We got back from York last weekend after a really good two weeks. I could write reams about York as I like the place so much. It doesn’t sound like a very exciting place to go for a fortnight, but if I say that we didn’t go to the Jorvik Viking Centre, York Minster, anything to do with the Brontës, the North Yorkshire Moors Railway, the Keighley & Woth Valley Railway, any pubs, or Whitby, and still had lots to do, then you get the idea. The things we did do mainly involved eating and railways: we could have left our son watching the Voyager train go round the York Model Railway and he probably wouldn’t have noticed. Ditto for the Bullet train at the National Railway Museum.

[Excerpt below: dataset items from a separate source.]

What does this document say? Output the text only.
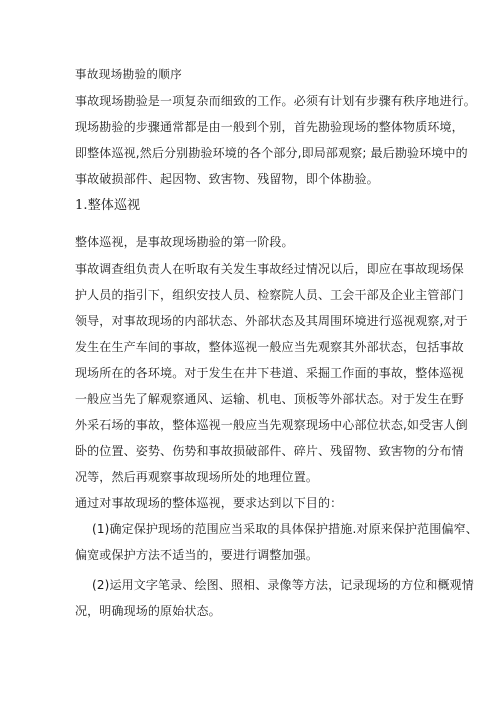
事故现场勘验的顺序
事故现场勘验是一项复杂而细致的工作。必须有计划有步骤有秩序地进行。
现场勘验的步骤通常都是由一般到个别，首先勘验现场的整体物质环境，
即整体巡视,然后分别勘验环境的各个部分,即局部观察; 最后勘验环境中的
事故破损部件、起因物、致害物、残留物，即个体勘验。
1.整体巡视
整体巡视，是事故现场勘验的第一阶段。
事故调查组负责人在听取有关发生事故经过情况以后，即应在事故现场保
护人员的指引下，组织安技人员、检察院人员、工会干部及企业主管部门
领导，对事故现场的内部状态、外部状态及其周围环境进行巡视观察,对于
发生在生产车间的事故，整体巡视一般应当先观察其外部状态，包括事故
现场所在的各环境。对于发生在井下巷道、采掘工作面的事故，整体巡视
一般应当先了解观察通风、运输、机电、顶板等外部状态。对于发生在野
外采石场的事故，整体巡视一般应当先观察现场中心部位状态,如受害人倒
卧的位置、姿势、伤势和事故损破部件、碎片、残留物、致害物的分布情
况等，然后再观察事故现场所处的地理位置。
通过对事故现场的整体巡视，要求达到以下目的：
(1)确定保护现场的范围应当采取的具体保护措施.对原来保护范围偏窄、
偏宽或保护方法不适当的，要进行调整加强。
(2)运用文字笔录、绘图、照相、录像等方法，记录现场的方位和概观情
况，明确现场的原始状态。
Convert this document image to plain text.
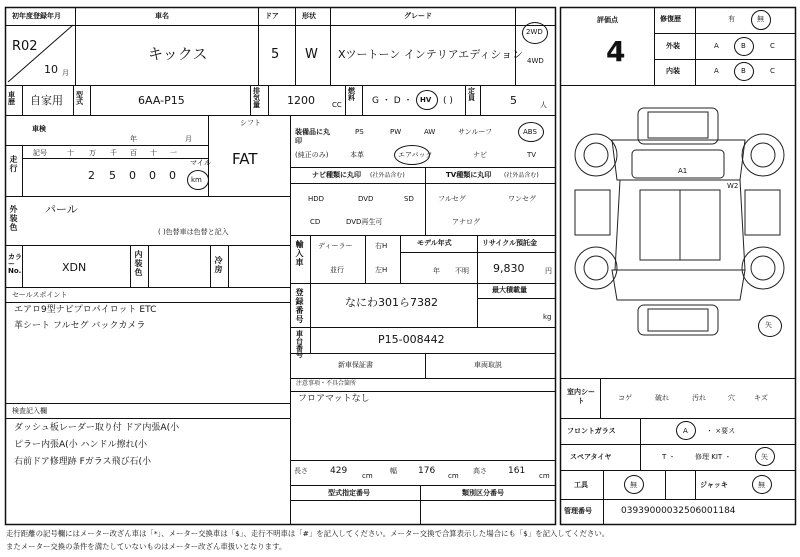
初年度登録年月	車名	ドア	形状	グレード
R02
10 月
キックス	5 W Xツートーン インテリアエディション
2WD
4WD
車歴	自家用 型式	6AA-P15
排気量	1200 CC
燃料	G ・ D ・ HV ( )
定員	5	人
車検
年	月
シフト
FAT
走行
記号	十 万 千 百 十 一
2 5 0 0 0
マイル
km
外装色 パール
( )色替車は色替と記入
カラーNo.	XDN	内装色	冷房
セールスポイント
エアロ9型ナビプロパイロット ETC
革シート フルセグ バックカメラ
検査記入欄
ダッシュ板レーダー取り付 ドア内張A(小
ピラー内張A(小 ハンドル擦れ(小
右前ドア修理跡 Fガラス飛び石(小
装備品に丸印
(純正のみ)
PS	PW	AW	サンルーフ	ABS
本革	エアバック	ナビ	TV
ナビ種類に丸印 (社外品含む)	TV種類に丸印 (社外品含む)
HDD	DVD	SD
CD	DVD再生可
フルセグ	ワンセグ
アナログ
輸入車 ディーラー
並行
右H
左H
モデル年式
年 不明
リサイクル預託金
9,830	円
登録番号	なにわ301ら7382
最大積載量
kg
車台番号
P15-008442
新車保証書	車両取説
注意事項・不具合箇所
フロアマットなし
長さ 429 cm
幅 176 cm
高さ 161 cm
型式指定番号	類別区分番号
評価点
4
修復歴	有	無
外装
内装
A	B	C
A	B	C
A1
W2
矢
室内シート	コゲ	破れ	汚れ	穴	キズ
フロントガラス	A	・ ×要ス
スペアタイヤ	T ・	修理 KIT ・	矢
工具	無	ジャッキ	無
管理番号	03939000032506001184
走行距離の記号欄にはメーター改ざん車は「*」、メーター交換車は「$」、走行不明車は「#」を記入してください。メーター交換で合算表示した場合にも「$」を記入してください。
またメーター交換の条件を満たしていないものはメーター改ざん車扱いとなります。
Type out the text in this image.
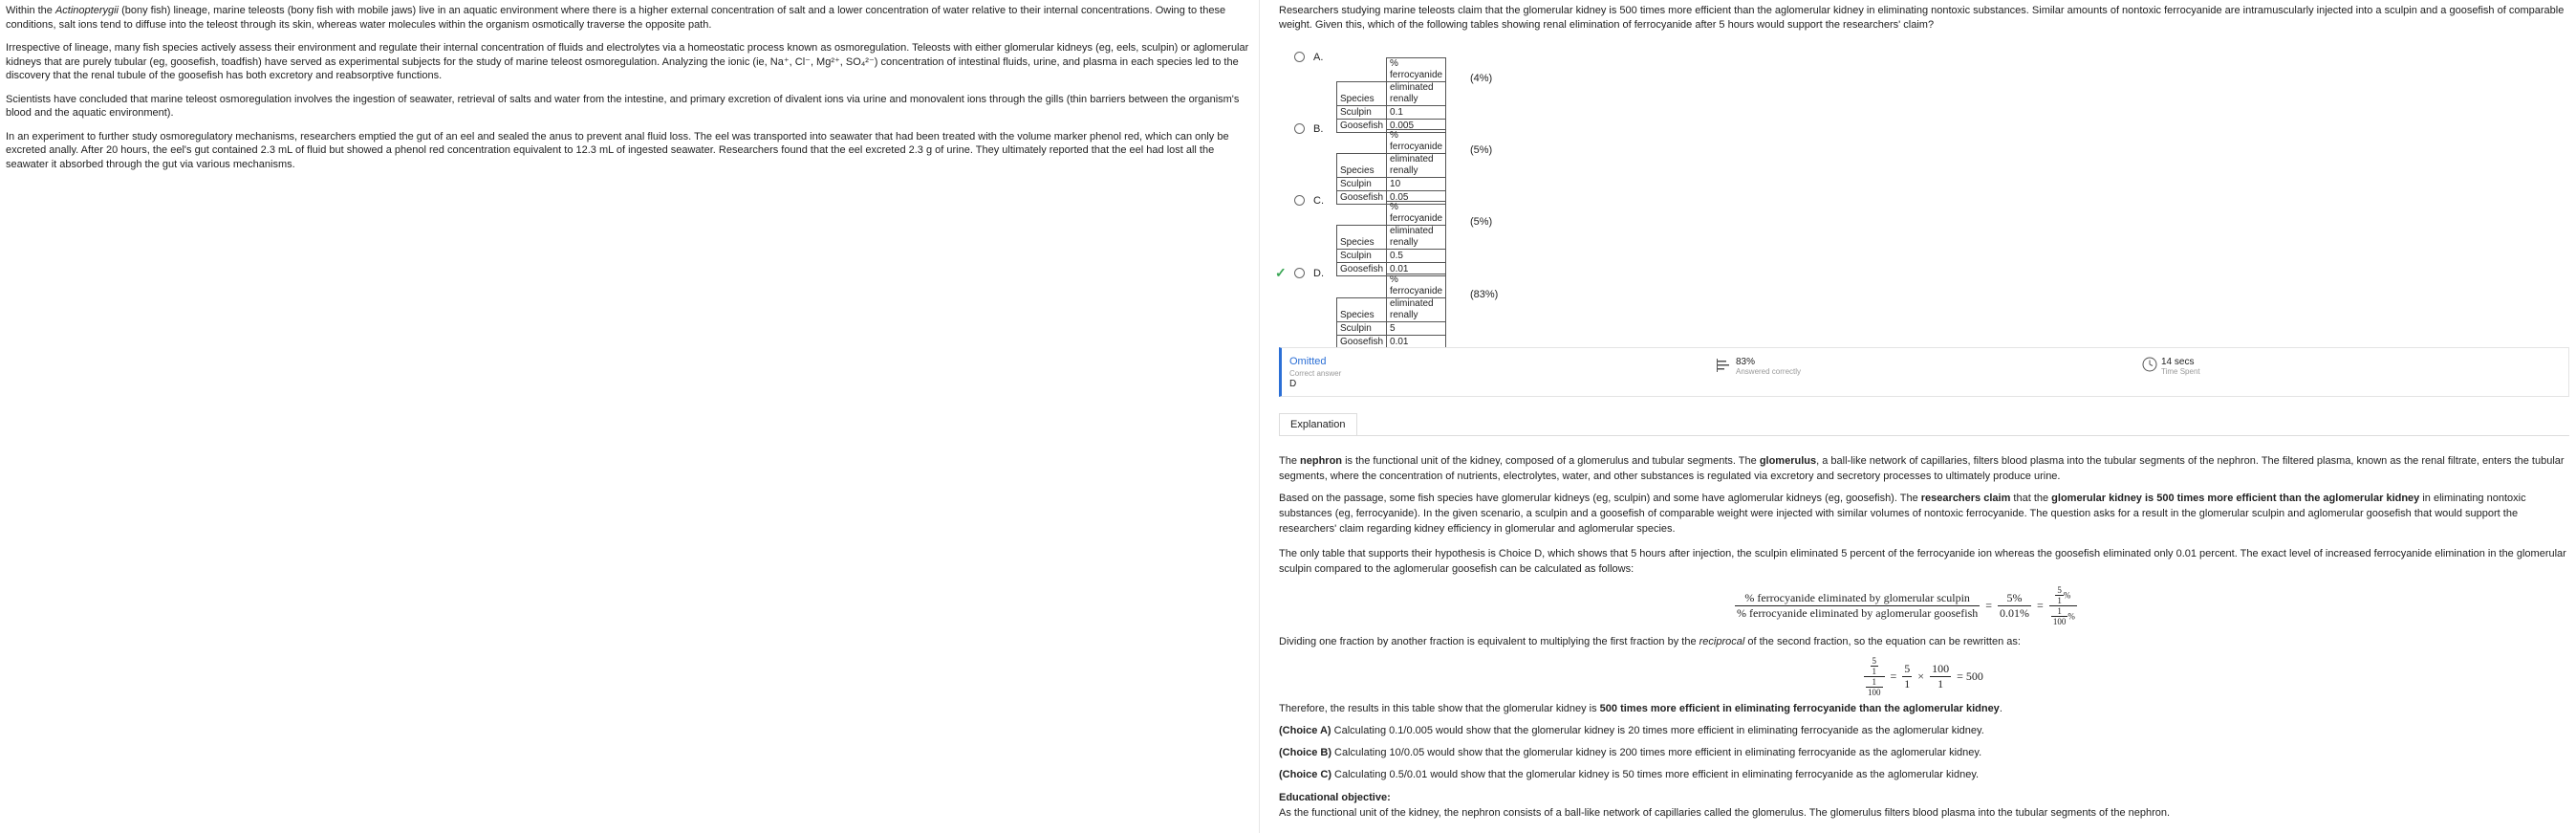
Within the Actinopterygii (bony fish) lineage, marine teleosts (bony fish with mobile jaws) live in an aquatic environment where there is a higher external concentration of salt and a lower concentration of water relative to their internal concentrations. Owing to these conditions, salt ions tend to diffuse into the teleost through its skin, whereas water molecules within the organism osmotically traverse the opposite path.

Irrespective of lineage, many fish species actively assess their environment and regulate their internal concentration of fluids and electrolytes via a homeostatic process known as osmoregulation. Teleosts with either glomerular kidneys (eg, eels, sculpin) or aglomerular kidneys that are purely tubular (eg, goosefish, toadfish) have served as experimental subjects for the study of marine teleost osmoregulation. Analyzing the ionic (ie, Na⁺, Cl⁻, Mg²⁺, SO₄²⁻) concentration of intestinal fluids, urine, and plasma in each species led to the discovery that the renal tubule of the goosefish has both excretory and reabsorptive functions.

Scientists have concluded that marine teleost osmoregulation involves the ingestion of seawater, retrieval of salts and water from the intestine, and primary excretion of divalent ions via urine and monovalent ions through the gills (thin barriers between the organism's blood and the aquatic environment).

In an experiment to further study osmoregulatory mechanisms, researchers emptied the gut of an eel and sealed the anus to prevent anal fluid loss. The eel was transported into seawater that had been treated with the volume marker phenol red, which can only be excreted anally. After 20 hours, the eel's gut contained 2.3 mL of fluid but showed a phenol red concentration equivalent to 12.3 mL of ingested seawater. Researchers found that the eel excreted 2.3 g of urine. They ultimately reported that the eel had lost all the seawater it absorbed through the gut via various mechanisms.

Researchers studying marine teleosts claim that the glomerular kidney is 500 times more efficient than the aglomerular kidney in eliminating nontoxic substances. Similar amounts of nontoxic ferrocyanide are intramuscularly injected into a sculpin and a goosefish of comparable weight. Given this, which of the following tables showing renal elimination of ferrocyanide after 5 hours would support the researchers' claim?
A.
	% ferrocyanide
Species	eliminated renally
Sculpin	0.1
Goosefish	0.005
(4%)
B.
	% ferrocyanide
Species	eliminated renally
Sculpin	10
Goosefish	0.05
(5%)
C.
	% ferrocyanide
Species	eliminated renally
Sculpin	0.5
Goosefish	0.01
(5%)
✓	D.
	% ferrocyanide
Species	eliminated renally
Sculpin	5
Goosefish	0.01
(83%)
Omitted
Correct answer
D
83%
Answered correctly
14 secs
Time Spent
Explanation
The nephron is the functional unit of the kidney, composed of a glomerulus and tubular segments. The glomerulus, a ball-like network of capillaries, filters blood plasma into the tubular segments of the nephron. The filtered plasma, known as the renal filtrate, enters the tubular segments, where the concentration of nutrients, electrolytes, water, and other substances is regulated via excretory and secretory processes to ultimately produce urine.
Based on the passage, some fish species have glomerular kidneys (eg, sculpin) and some have aglomerular kidneys (eg, goosefish). The researchers claim that the glomerular kidney is 500 times more efficient than the aglomerular kidney in eliminating nontoxic substances (eg, ferrocyanide). In the given scenario, a sculpin and a goosefish of comparable weight were injected with similar volumes of nontoxic ferrocyanide. The question asks for a result in the glomerular sculpin and aglomerular goosefish that would support the researchers' claim regarding kidney efficiency in glomerular and aglomerular species.
The only table that supports their hypothesis is Choice D, which shows that 5 hours after injection, the sculpin eliminated 5 percent of the ferrocyanide ion whereas the goosefish eliminated only 0.01 percent. The exact level of increased ferrocyanide elimination in the glomerular sculpin compared to the aglomerular goosefish can be calculated as follows:
$\frac{\text{\% ferrocyanide eliminated by glomerular sculpin}}{\text{\% ferrocyanide eliminated by aglomerular goosefish}} = \frac{5\%}{0.01\%} = \frac{\frac{5}{1} \%}{\frac{1}{100} \%}$
Dividing one fraction by another fraction is equivalent to multiplying the first fraction by the reciprocal of the second fraction, so the equation can be rewritten as:
$\frac{\frac{5}{1}}{\frac{1}{100}} = \frac{5}{1} \times \frac{100}{1} = 500$
Therefore, the results in this table show that the glomerular kidney is 500 times more efficient in eliminating ferrocyanide than the aglomerular kidney.
(Choice A) Calculating 0.1/0.005 would show that the glomerular kidney is 20 times more efficient in eliminating ferrocyanide as the aglomerular kidney.
(Choice B) Calculating 10/0.05 would show that the glomerular kidney is 200 times more efficient in eliminating ferrocyanide as the aglomerular kidney.
(Choice C) Calculating 0.5/0.01 would show that the glomerular kidney is 50 times more efficient in eliminating ferrocyanide as the aglomerular kidney.
Educational objective:
As the functional unit of the kidney, the nephron consists of a ball-like network of capillaries called the glomerulus. The glomerulus filters blood plasma into the tubular segments of the nephron.
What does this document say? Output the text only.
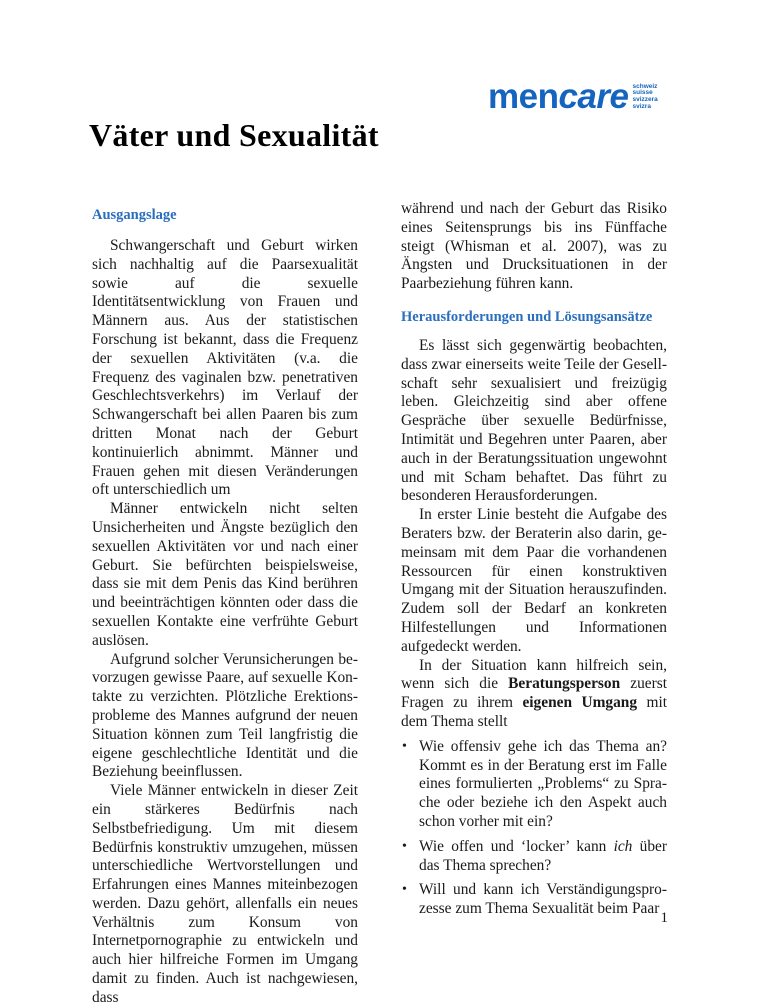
mencare schweiz
suisse
svizzera
svizra
Väter und Sexualität
Ausgangslage

Schwangerschaft und Geburt wirken sich nachhaltig auf die Paarsexualität sowie auf die sexuelle Identitätsentwicklung von Frauen und Männern aus. Aus der statistischen Forschung ist bekannt, dass die Frequenz der sexuellen Aktivitäten (v.a. die Frequenz des vaginalen bzw. penetrativen Geschlechtsverkehrs) im Verlauf der Schwangerschaft bei allen Paaren bis zum dritten Monat nach der Geburt kontinuierlich abnimmt. Männer und Frauen gehen mit diesen Veränderungen oft unterschiedlich um

Männer entwickeln nicht selten Unsicherheiten und Ängste bezüglich den sexuellen Aktivitäten vor und nach einer Geburt. Sie befürchten beispielsweise, dass sie mit dem Penis das Kind berühren und beeinträchtigen könnten oder dass die sexuellen Kontakte eine verfrühte Geburt auslösen.

Aufgrund solcher Verunsicherungen bevorzugen gewisse Paare, auf sexuelle Kontakte zu verzichten. Plötzliche Erektionsprobleme des Mannes aufgrund der neuen Situation können zum Teil langfristig die eigene geschlechtliche Identität und die Beziehung beeinflussen.

Viele Männer entwickeln in dieser Zeit ein stärkeres Bedürfnis nach Selbstbefriedigung. Um mit diesem Bedürfnis konstruktiv umzugehen, müssen unterschiedliche Wertvorstellungen und Erfahrungen eines Mannes miteinbezogen werden. Dazu gehört, allenfalls ein neues Verhältnis zum Konsum von Internetpornographie zu entwickeln und auch hier hilfreiche Formen im Umgang damit zu finden. Auch ist nachgewiesen, dass

während und nach der Geburt das Risiko eines Seitensprungs bis ins Fünffache steigt (Whisman et al. 2007), was zu Ängsten und Drucksituationen in der Paarbeziehung führen kann.

Herausforderungen und Lösungsansätze

Es lässt sich gegenwärtig beobachten, dass zwar einerseits weite Teile der Gesellschaft sehr sexualisiert und freizügig leben. Gleichzeitig sind aber offene Gespräche über sexuelle Bedürfnisse, Intimität und Begehren unter Paaren, aber auch in der Beratungssituation ungewohnt und mit Scham behaftet. Das führt zu besonderen Herausforderungen.

In erster Linie besteht die Aufgabe des Beraters bzw. der Beraterin also darin, gemeinsam mit dem Paar die vorhandenen Ressourcen für einen konstruktiven Umgang mit der Situation herauszufinden. Zudem soll der Bedarf an konkreten Hilfestellungen und Informationen aufgedeckt werden.

In der Situation kann hilfreich sein, wenn sich die Beratungsperson zuerst Fragen zu ihrem eigenen Umgang mit dem Thema stellt

• Wie offensiv gehe ich das Thema an? Kommt es in der Beratung erst im Falle eines formulierten „Problems“ zu Sprache oder beziehe ich den Aspekt auch schon vorher mit ein?
• Wie offen und ‘locker’ kann ich über das Thema sprechen?
• Will und kann ich Verständigungsprozesse zum Thema Sexualität beim Paar
1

When we spent a week in Cornwall over the summer, every shop and café advertised Cornish cream tea. In York they all advertise Tea rooms. Never a single tea room in York. I think we did most of them, including Bettys three times (once in Harrogate; go and have their cheesecake). I’m quite happy to go back and find more.
We visited some other places by train, including Scarborough, which was nice except we wandered over to the North Bay too early and it took the rest of the day to get back. They’ve moved the information centre away from the its old position next to the station so that it is now buried on the lower ground floor of a shopping centre. As all we wanted was a map, so this was less than helpful as we needed a map to find our way to the information centre. We were unimpressed by Harrogate: there were some very nice shops, especially Farrah’s sweet shop and the little book shop where we found seven of the nine Agatha Christie novels we had left to collect, but it wasn’t nearly as beautiful or elegant as we thought it would be. Knaresborough, about which we knew nothing, was lovely. Hundreds of charity shops, and the view of the viaduct from the castle is breathtaking. The Lavender Tea Rooms are simple but serve the most amazing paté and banoffee pie (not together).